7. À partir de ces considérations, qui naissent de la méditation du mystère chrétien exprimé dans le Prologue de Jean, il est nécessaire à présent de souligner ce qu’ont affirmé les Pères synodaux concernant les diverses modalités avec lesquelles nous utilisons l’expression « Parole de Dieu ». On a parlé avec justesse d’une symphonie de la Parole, d’une Parole unique qui s’exprime de différentes manières : « comme un chant à plusieurs voix »[17]. Les Pères synodaux ont parlé à ce propos, en référence à la Parole de Dieu, d’une utilisation analogique du langage humain. En effet, si d’un côté cette expression concerne la communication que Dieu fait de lui-même, de l’autre, elle assume des significations diverses qui doivent être considérées avec attention et mises en relation les unes avec les autres, aussi bien du point de vue de la réflexion théologique que de l’usage pastoral. Comme nous le montre de manière claire le Prologue de Jean, le Logos désigne à l’origine le Verbe éternel, c’est-à-dire, le Fils unique engendré par le Père avant tous les siècles et qui lui est consubstantiel : le Verbe était auprès de Dieu, et le Verbe était Dieu. Mais ce même Verbe, affirme saint Jean, « s’est fait chair » (Jn 1, 14) ; c’est pourquoi Jésus Christ, né de la Vierge Marie, est réellement le Verbe de Dieu qui s’est fait consubstantiel à nous. Par conséquent, l’expression « Parole de Dieu » indique ici la personne de Jésus Christ, le Fils éternel du Père, fait homme.

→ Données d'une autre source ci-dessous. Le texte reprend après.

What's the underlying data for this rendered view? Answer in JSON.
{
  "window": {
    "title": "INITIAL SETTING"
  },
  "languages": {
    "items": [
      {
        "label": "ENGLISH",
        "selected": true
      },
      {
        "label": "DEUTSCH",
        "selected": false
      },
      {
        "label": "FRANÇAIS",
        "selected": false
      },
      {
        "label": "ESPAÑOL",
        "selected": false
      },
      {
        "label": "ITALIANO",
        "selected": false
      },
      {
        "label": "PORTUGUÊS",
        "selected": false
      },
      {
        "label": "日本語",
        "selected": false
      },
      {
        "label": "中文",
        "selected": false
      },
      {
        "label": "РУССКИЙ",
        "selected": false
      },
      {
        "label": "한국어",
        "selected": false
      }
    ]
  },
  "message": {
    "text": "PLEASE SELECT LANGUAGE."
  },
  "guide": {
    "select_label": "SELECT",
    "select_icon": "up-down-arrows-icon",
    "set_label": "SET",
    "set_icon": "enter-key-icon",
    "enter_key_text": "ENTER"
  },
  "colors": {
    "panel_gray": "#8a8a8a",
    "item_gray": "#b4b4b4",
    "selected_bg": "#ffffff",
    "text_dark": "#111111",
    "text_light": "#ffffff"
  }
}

Par ailleurs, si au centre de la Révélation divine se situe l’événement du Christ, on doit aussi reconnaître que la création elle-même, le liber naturae, fait aussi essentiellement partie de cette symphonie à plusieurs voix dans laquelle le Verbe unique s’exprime. En même temps, nous affirmons que Dieu a communiqué sa Parole dans l’histoire du salut, qu’il a fait entendre sa voix ; par la puissance de son Esprit, « il a parlé par les prophètes »[18]. La Parole divine se révèle donc au cours de l’histoire du salut et elle parvient à sa plénitude dans le mystère de l’incarnation, de la mort et de la résurrection du Fils de Dieu. La Parole de Dieu est encore celle qui est prêchée par les apôtres, dans l’obéissance au commandement de Jésus ressuscité : « Allez dans le monde entier. Proclamez la Bonne Nouvelle à toute la création » (Mc 16, 15). La Parole de Dieu est donc transmise dans la Tradition vivante de l’Église. Enfin, la Parole divine, attestée et divinement inspirée, c’est l’Écriture Sainte, l’Ancien et le Nouveau Testament. Tout cela nous fait comprendre pourquoi, dans l’Église, nous vénérons beaucoup les Saintes Écritures, bien que la foi chrétienne ne soit pas une « religion du Livre » : le Christianisme est la « religion de la Parole de Dieu », non d’« une parole écrite et muette, mais du Verbe incarné et vivant »[19]. L’Écriture doit donc être proclamée, écoutée, lue, accueillie et vécue comme la Parole de Dieu, dans le sillage de la Tradition apostolique dont elle est inséparable[20].
Comme l’ont affirmé les Pères synodaux, nous nous trouvons réellement face à une utilisation analogique de l’expression « Parole de Dieu », dont nous devons être conscients. Il faut donc que les fidèles soient davantage préparés à en saisir les différents sens et à en comprendre l’unité. De même, du point de vue théologique, il est nécessaire d’approfondir l’articulation des différentes significations de cette expression pour que resplendissent davantage l’unité du dessein divin et son centre : la personne du Christ[21].
[17] XIIe Assemblée Générale ordinaire du Synode des Évêques, Instrumentum laboris, n. 9.
[18] Credo de Nicée Constantinople : DS 150.
[19] Saint Bernard de Clairvaux, Homelia super missus est, IV, 11 : PL 183, 86 B.
[20] Cf. Conc. Œcum. Vat. II, Const. dogm. sur la Révélation divine Dei Verbum, n. 10.